Et quand on a jeté un œil aux chambres individuelles, re-belote.
On nous avait dit qu'une chambre par personne était prévue, du coup je m'attendais à des piaules minuscules où on serait entassées comme des larves.
Contre toute attente, les chambres sont spacieuses, et en plus il y a lit, armoire, bureau, tout le mobilier de base.
Mieux encore, chaque chambre possède une douche et des toilettes, certes sommaires !
L'équipement est à tomber par terre ! ?
Même les courtisanes de luxe de la capitale ne bénéficient pas d'un tel confort ! ?
« C'est… c'est trop… trop parfait ! ? »
« Ça vous plaît ? »
L'homme qui nous guidait tout à l'heure pointe le bout du nez.
« C'est la première fois qu'on accueille des femmes sur cette terre, alors tout le monde s'est donné à fond. Mettre salle de bain et toilettes dans chaque chambre, c'est un concept quasi inédit dans ce monde, une première audacieuse ! Ceci dit, pour les toilettes, suffit de balancer deux ou trois "gakihitode" dedans et ils purifient le tout, et pour l'eau chaude, on a fait creuser une source par "Horukosufon", du coup c'est réglé ! Ce monde est dingue, où que tu creuses, ça sort une source chaude ! »
La moitié de ce qu'il dit m'échappe, mais je pige que ce manoir… non, cette demeure a été bâtie avec une technologie inimaginable.
Qu'est-ce que c'est que cette histoire ?
Au cœur de l'inconnu se cache l'inconnu… C'est ça ?
Bref, on est sidérées, déboussolées, mais au moins la menace de crever de faim ou de froid s'éloigne, et c'est déjà ça.
Ce lit… La structure est solide, la couette crie le haut de gamme.
Sur une literie de princes, le sommeil ne peut être que royal.
Sûrement… les clients seront comblés eux aussi.
Je commence à bien cerner le truc.
La raison pour laquelle un tel palais a été dressé au fin fond des bois.
Notre étiquette… « prostituées » : si on part de là, la réponse coule de source.
Oui, ce bâtiment EST une maison close.
Notre nouveau lieu de travail.
Une maison close vend du rêve.
Pour offrir un rêve parfait, il faut soigner non seulement la marchandise, mais aussi le lieu de vente.
D'ailleurs, la maison close de la capitale où nous étions ne lésinait pas sur ce point.
Un intérieur qu'on prenait pour un hôtel particulier, mille objets d'agrément.
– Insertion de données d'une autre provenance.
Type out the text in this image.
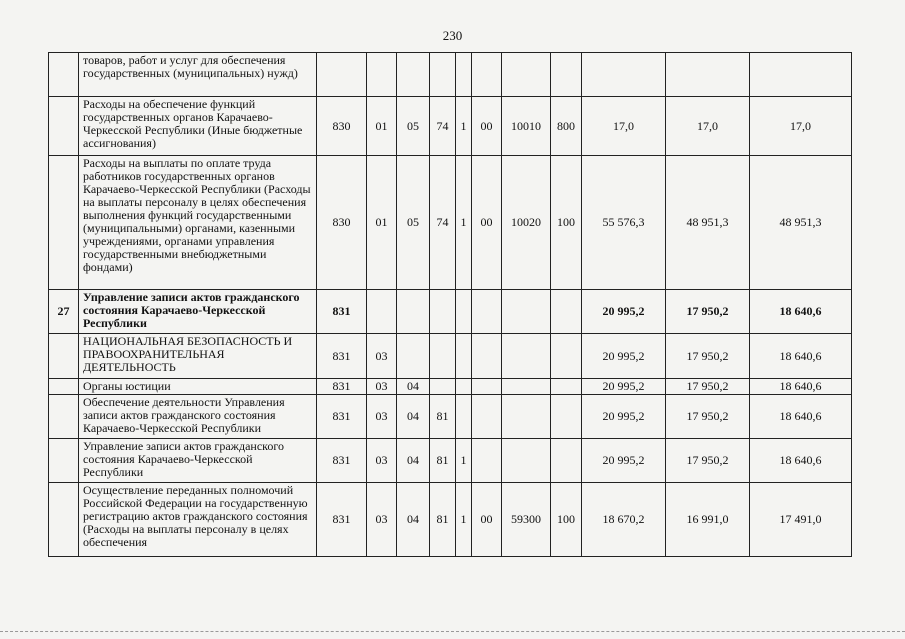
230
	товаров, работ и услуг для обеспечения государственных (муниципальных) нужд)											
	Расходы на обеспечение функций государственных органов Карачаево-Черкесской Республики (Иные бюджетные ассигнования)	830	01	05	74	1	00	10010	800	17,0	17,0	17,0
	Расходы на выплаты по оплате труда работников государственных органов Карачаево-Черкесской Республики (Расходы на выплаты персоналу в целях обеспечения выполнения функций государственными (муниципальными) органами, казенными учреждениями, органами управления государственными внебюджетными фондами)	830	01	05	74	1	00	10020	100	55 576,3	48 951,3	48 951,3
27	Управление записи актов гражданского состояния Карачаево-Черкесской Республики	831								20 995,2	17 950,2	18 640,6
	НАЦИОНАЛЬНАЯ БЕЗОПАСНОСТЬ И ПРАВООХРАНИТЕЛЬНАЯ ДЕЯТЕЛЬНОСТЬ	831	03							20 995,2	17 950,2	18 640,6
	Органы юстиции	831	03	04						20 995,2	17 950,2	18 640,6
	Обеспечение деятельности Управления записи актов гражданского состояния Карачаево-Черкесской Республики	831	03	04	81					20 995,2	17 950,2	18 640,6
	Управление записи актов гражданского состояния Карачаево-Черкесской Республики	831	03	04	81	1				20 995,2	17 950,2	18 640,6
	Осуществление переданных полномочий Российской Федерации на государственную регистрацию актов гражданского состояния (Расходы на выплаты персоналу в целях обеспечения	831	03	04	81	1	00	59300	100	18 670,2	16 991,0	17 491,0
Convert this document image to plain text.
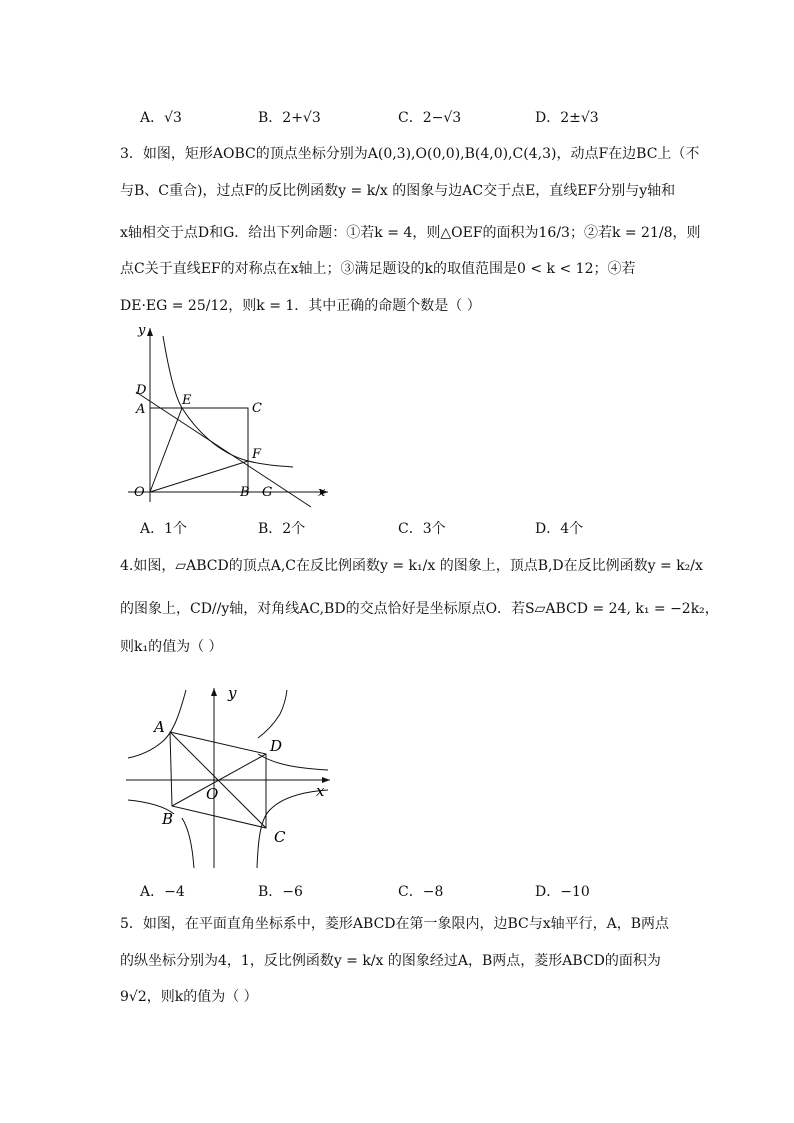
A．√3	B．2+√3	C．2−√3	D．2±√3
3．如图，矩形AOBC的顶点坐标分别为A(0,3),O(0,0),B(4,0),C(4,3)，动点F在边BC上（不
与B、C重合)，过点F的反比例函数y = k/x 的图象与边AC交于点E，直线EF分别与y轴和
x轴相交于点D和G．给出下列命题：①若k = 4，则△OEF的面积为16/3；②若k = 21/8，则
点C关于直线EF的对称点在x轴上；③满足题设的k的取值范围是0 < k < 12；④若
DE·EG = 25/12，则k = 1．其中正确的命题个数是（ ）
y
D
A
E
C
F
O	B G	x
A．1个	B．2个	C．3个	D．4个
4.如图，▱ABCD的顶点A,C在反比例函数y = k₁/x 的图象上，顶点B,D在反比例函数y = k₂/x
的图象上，CD//y轴，对角线AC,BD的交点恰好是坐标原点O．若S▱ABCD = 24, k₁ = −2k₂，
则k₁的值为（ ）
y
A
D
O	x
B
C
A．−4	B．−6	C．−8	D．−10
5．如图，在平面直角坐标系中，菱形ABCD在第一象限内，边BC与x轴平行，A，B两点
的纵坐标分别为4，1，反比例函数y = k/x 的图象经过A，B两点，菱形ABCD的面积为
9√2，则k的值为（ ）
On achetait à tour de bras des articles d'importation pour recréer un paradis coupé du quotidien.
Ce manoir suit la même logique : c'est PRÉCISÉMENT parce qu'il doit servir de maison close qu'il a été poussé à ce point de faste.
Bon, ils ont compris notre métier, mention passable.
… Mais au fond, ce qu'on fera ici ne change pas.
Enfin, si la seule mauvaise surprise, c'est que rien n'a changé, je suppose qu'on peut souffler.
« C'est pas ça. »
Hein ?
Une voix inconnue me fait me retourner. Une jeune femme que je ne connais pas se tient là.
Bon… vu qu'on est un contingent de courtisanes venues de la capitale, c'est normal qu'il n'y ait que des femmes d'un certain âge…
Mais elle, ce n'est PAS une de nos collègues.
Pourquoi j'en suis sûre tout de suite ? Parce qu'elle porte un bébé dans les bras.
« Comme vous l'imaginez, je suis du côté de l'accueil. Je m'appelle Platy, la femme de l'homme qui vient de vous guider. »
L'homme qui guidait ? Celui-là ?
Ce type d'une banalité confondante, qui n'avait pas l'air de payer de mine ?
« Même comme ça, c'est le responsable suprême de cette terre, et un futur prétendant au trône. Je dis pas qu'il faut lui lécher les bottes, mais évitez au moins l'impolitesse. »
Je sais, merci.
Même si j'en ai pas l'air, je suis dans le service, moi.
Changer d'attitude selon la mine du client, c'est du niveau troisième zone !
« Pour répondre à votre déduction, vous êtes complètement à côté de la plaque. Ici, ce n'est PAS une maison close. »
Hein ?
Le « c'est pas ça » de tout à l'heure, c'était pour ça ?!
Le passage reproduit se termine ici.